Robinhood Vulnerability Disclosure Program

Introduction

Welcome to the Robinhood Vulnerability Disclosure Program! We're excited to work more closely with you on discovering bugs in Robinhood. Thank you for helping keep Robinhood and our users safe!

Robinhood Markets, Inc.

Program Highlights

• Closed Scope: Only accepts reports based on the listed scope.
• Gold Standard Safe Harbor: Adheres to Gold Standard Safe Harbor.
• Coordinated Vulnerability Disclosure: Undeclared
• Top Response Efficiency: This program's response efficiency is above 90%.

Response Times

• Average time to first response: 4 hours
• Average time to triage: 17 hours
• Average time to resolution: N/A

Program Rules

By submitting reports to our program, you agree that you've read, understood, and will follow our Program Rules and overall Program Policy.

Core Rules

• Be careful with sensitive information: If sensitive information, such as personally identifiable information or user account credentials, is uncovered as part of your research, stop and report it to us immediately. Do not save, download, export, store, copy, move, or otherwise retain any sensitive or personally identifiable information, and work with us on any additional requests we may have.

• Test responsibly: Only interact with and test bugs against accounts you own. We do not allow testing against user accounts not owned by the Security Researcher. Reach out to us if you need help with testing cross-account issues.

• Do not cause harm: Do not engage in activities that disrupt, damage, or otherwise cause harm to or defraud Robinhood, our users, our employees, our data or our users' data, or our brand—including, without limitation, denial of service attacks, social engineering, phishing, spam, social media scams, fraudulent transactions, data exfiltration or tampering, or physical attacks.

• Do not exceed $1,000 USD when testing unbounded loss vulnerabilities: When you reach $1,000 USD file your report with all verification you have completed so far. Internal teams will verify unbounded loss vulnerabilities collaboratively with you. Testing over $1,000 USD may result in termination from our program.

• Do not disclose reports: Do not disclose reports made to the Robinhood vulnerability disclosure program at any time, in any location independent of the HackerOne platform.

Consequences of Violation

Violation of any of our Program Rules may result in (but is not limited to) consequences such as permanent disqualification and removal from the Robinhood Vulnerability Disclosure Program, or voiding the protections of the HackerOne Gold Standard Safe Harbor.

Special Considerations

Due to the nature of our business, we ask that you also follow these guidelines:

• Do not perform resource intensive tests which could result in disruption or downtime for our services.

• Do not make financial transactions with other user accounts you do not own.

• Findings dependent on account takeover (ATO) are typically not accepted.

• If your report shows theoretical impact rather than demonstrates an impact (e.g. 'This flaw could result in information disclosure' versus 'Here is the information I was able to access using the flaw'), severities will be lower. Safe harbor for researchers is applied.

• Do not send large volumes of data to our websockets.
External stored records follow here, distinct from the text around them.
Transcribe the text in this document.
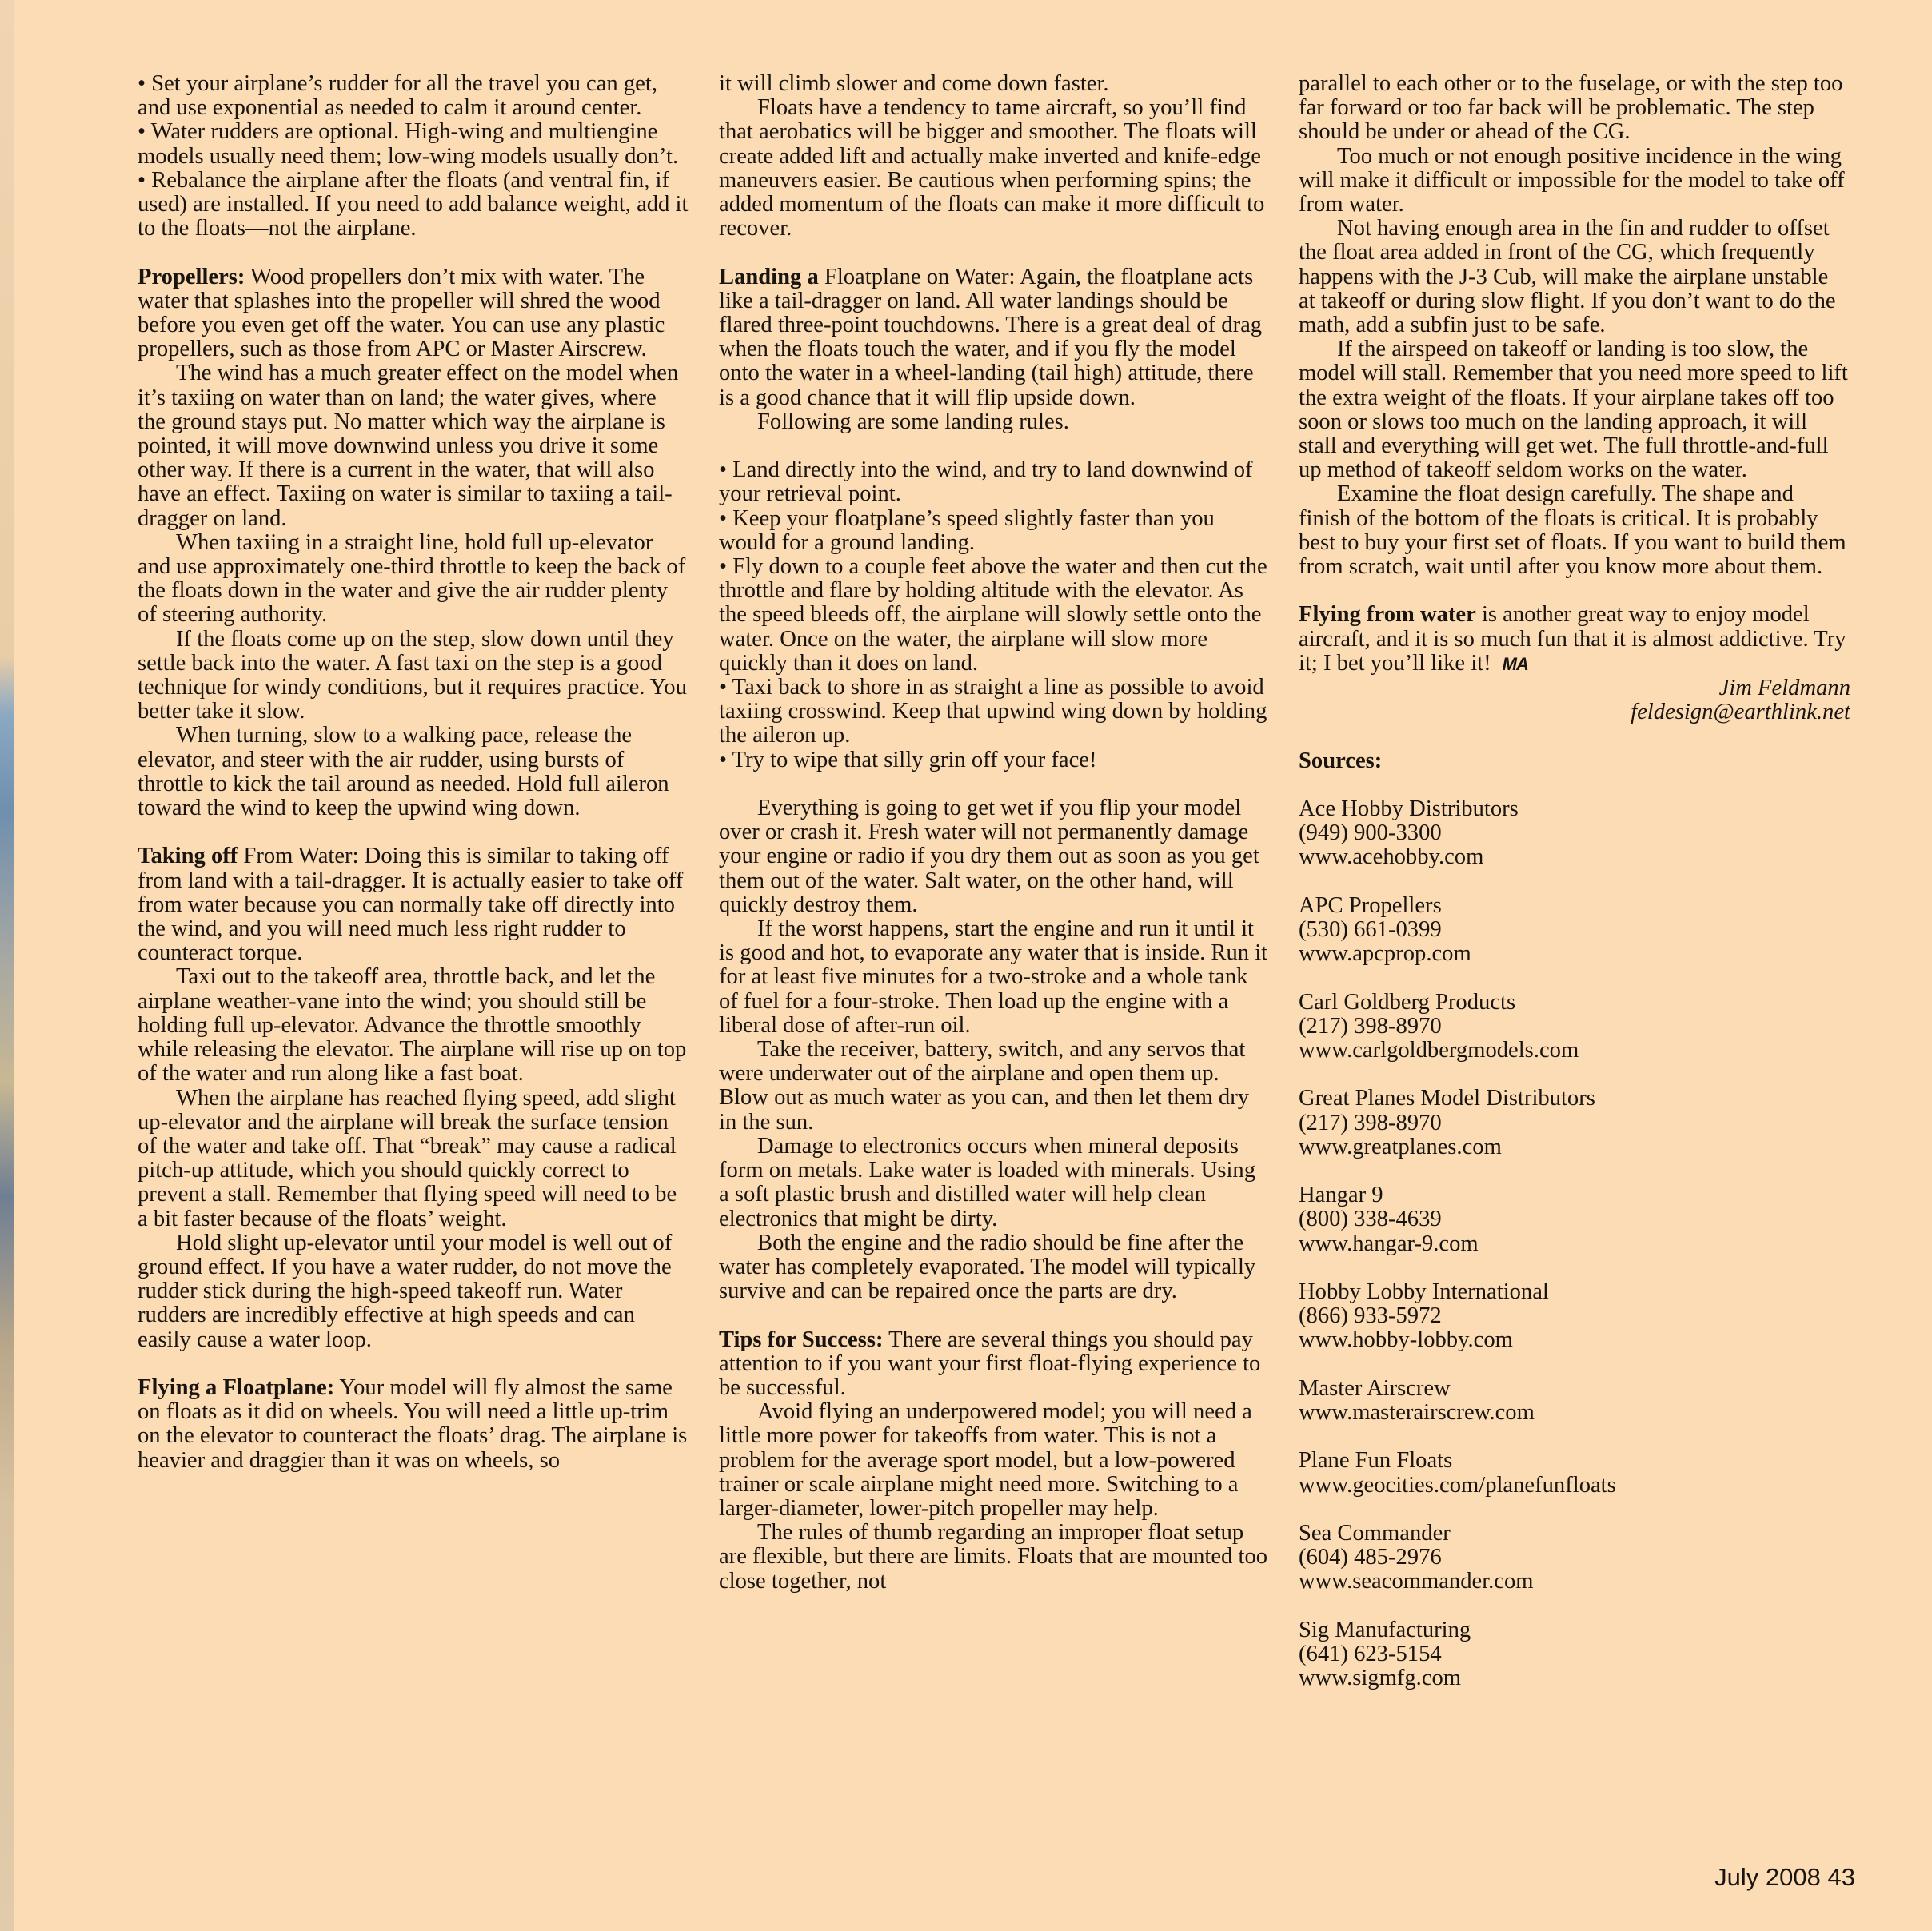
• Set your airplane’s rudder for all the travel you can get, and use exponential as needed to calm it around center.

• Water rudders are optional. High-wing and multiengine models usually need them; low-wing models usually don’t.

• Rebalance the airplane after the floats (and ventral fin, if used) are installed. If you need to add balance weight, add it to the floats—not the airplane.

Propellers: Wood propellers don’t mix with water. The water that splashes into the propeller will shred the wood before you even get off the water. You can use any plastic propellers, such as those from APC or Master Airscrew.

The wind has a much greater effect on the model when it’s taxiing on water than on land; the water gives, where the ground stays put. No matter which way the airplane is pointed, it will move downwind unless you drive it some other way. If there is a current in the water, that will also have an effect. Taxiing on water is similar to taxiing a tail-dragger on land.

When taxiing in a straight line, hold full up-elevator and use approximately one-third throttle to keep the back of the floats down in the water and give the air rudder plenty of steering authority.

If the floats come up on the step, slow down until they settle back into the water. A fast taxi on the step is a good technique for windy conditions, but it requires practice. You better take it slow.

When turning, slow to a walking pace, release the elevator, and steer with the air rudder, using bursts of throttle to kick the tail around as needed. Hold full aileron toward the wind to keep the upwind wing down.

Taking off From Water: Doing this is similar to taking off from land with a tail-dragger. It is actually easier to take off from water because you can normally take off directly into the wind, and you will need much less right rudder to counteract torque.

Taxi out to the takeoff area, throttle back, and let the airplane weather-vane into the wind; you should still be holding full up-elevator. Advance the throttle smoothly while releasing the elevator. The airplane will rise up on top of the water and run along like a fast boat.

When the airplane has reached flying speed, add slight up-elevator and the airplane will break the surface tension of the water and take off. That “break” may cause a radical pitch-up attitude, which you should quickly correct to prevent a stall. Remember that flying speed will need to be a bit faster because of the floats’ weight.

Hold slight up-elevator until your model is well out of ground effect. If you have a water rudder, do not move the rudder stick during the high-speed takeoff run. Water rudders are incredibly effective at high speeds and can easily cause a water loop.

Flying a Floatplane: Your model will fly almost the same on floats as it did on wheels. You will need a little up-trim on the elevator to counteract the floats’ drag. The airplane is heavier and draggier than it was on wheels, so

it will climb slower and come down faster.

Floats have a tendency to tame aircraft, so you’ll find that aerobatics will be bigger and smoother. The floats will create added lift and actually make inverted and knife-edge maneuvers easier. Be cautious when performing spins; the added momentum of the floats can make it more difficult to recover.

Landing a Floatplane on Water: Again, the floatplane acts like a tail-dragger on land. All water landings should be flared three-point touchdowns. There is a great deal of drag when the floats touch the water, and if you fly the model onto the water in a wheel-landing (tail high) attitude, there is a good chance that it will flip upside down.

Following are some landing rules.

• Land directly into the wind, and try to land downwind of your retrieval point.

• Keep your floatplane’s speed slightly faster than you would for a ground landing.

• Fly down to a couple feet above the water and then cut the throttle and flare by holding altitude with the elevator. As the speed bleeds off, the airplane will slowly settle onto the water. Once on the water, the airplane will slow more quickly than it does on land.

• Taxi back to shore in as straight a line as possible to avoid taxiing crosswind. Keep that upwind wing down by holding the aileron up.

• Try to wipe that silly grin off your face!

Everything is going to get wet if you flip your model over or crash it. Fresh water will not permanently damage your engine or radio if you dry them out as soon as you get them out of the water. Salt water, on the other hand, will quickly destroy them.

If the worst happens, start the engine and run it until it is good and hot, to evaporate any water that is inside. Run it for at least five minutes for a two-stroke and a whole tank of fuel for a four-stroke. Then load up the engine with a liberal dose of after-run oil.

Take the receiver, battery, switch, and any servos that were underwater out of the airplane and open them up. Blow out as much water as you can, and then let them dry in the sun.

Damage to electronics occurs when mineral deposits form on metals. Lake water is loaded with minerals. Using a soft plastic brush and distilled water will help clean electronics that might be dirty.

Both the engine and the radio should be fine after the water has completely evaporated. The model will typically survive and can be repaired once the parts are dry.

Tips for Success: There are several things you should pay attention to if you want your first float-flying experience to be successful.

Avoid flying an underpowered model; you will need a little more power for takeoffs from water. This is not a problem for the average sport model, but a low-powered trainer or scale airplane might need more. Switching to a larger-diameter, lower-pitch propeller may help.

The rules of thumb regarding an improper float setup are flexible, but there are limits. Floats that are mounted too close together, not

parallel to each other or to the fuselage, or with the step too far forward or too far back will be problematic. The step should be under or ahead of the CG.

Too much or not enough positive incidence in the wing will make it difficult or impossible for the model to take off from water.

Not having enough area in the fin and rudder to offset the float area added in front of the CG, which frequently happens with the J-3 Cub, will make the airplane unstable at takeoff or during slow flight. If you don’t want to do the math, add a subfin just to be safe.

If the airspeed on takeoff or landing is too slow, the model will stall. Remember that you need more speed to lift the extra weight of the floats. If your airplane takes off too soon or slows too much on the landing approach, it will stall and everything will get wet. The full throttle-and-full up method of takeoff seldom works on the water.

Examine the float design carefully. The shape and finish of the bottom of the floats is critical. It is probably best to buy your first set of floats. If you want to build them from scratch, wait until after you know more about them.

Flying from water is another great way to enjoy model aircraft, and it is so much fun that it is almost addictive. Try it; I bet you’ll like it! MA

Jim Feldmann

feldesign@earthlink.net

Sources:

Ace Hobby Distributors

(949) 900-3300

www.acehobby.com

APC Propellers

(530) 661-0399

www.apcprop.com

Carl Goldberg Products

(217) 398-8970

www.carlgoldbergmodels.com

Great Planes Model Distributors

(217) 398-8970

www.greatplanes.com

Hangar 9

(800) 338-4639

www.hangar-9.com

Hobby Lobby International

(866) 933-5972

www.hobby-lobby.com

Master Airscrew

www.masterairscrew.com

Plane Fun Floats

www.geocities.com/planefunfloats

Sea Commander

(604) 485-2976

www.seacommander.com

Sig Manufacturing

(641) 623-5154

www.sigmfg.com

July 2008 43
• Do not create large volumes of support tickets.

Submission Requirements

Use the following headers when making requests to Robinhood resources or assets for vulnerability disclosure research where <Username> is your HackerOne username and <TestAccountEmail> is the email associated with the test account you're making the request with:

X-Bug-Bounty: <Username>
X-Test-Account-Email: <TestAccountEmail>

Researchers who use these headers and document them in their report will be given a $50 USD bonus on reports which receive a bounty award.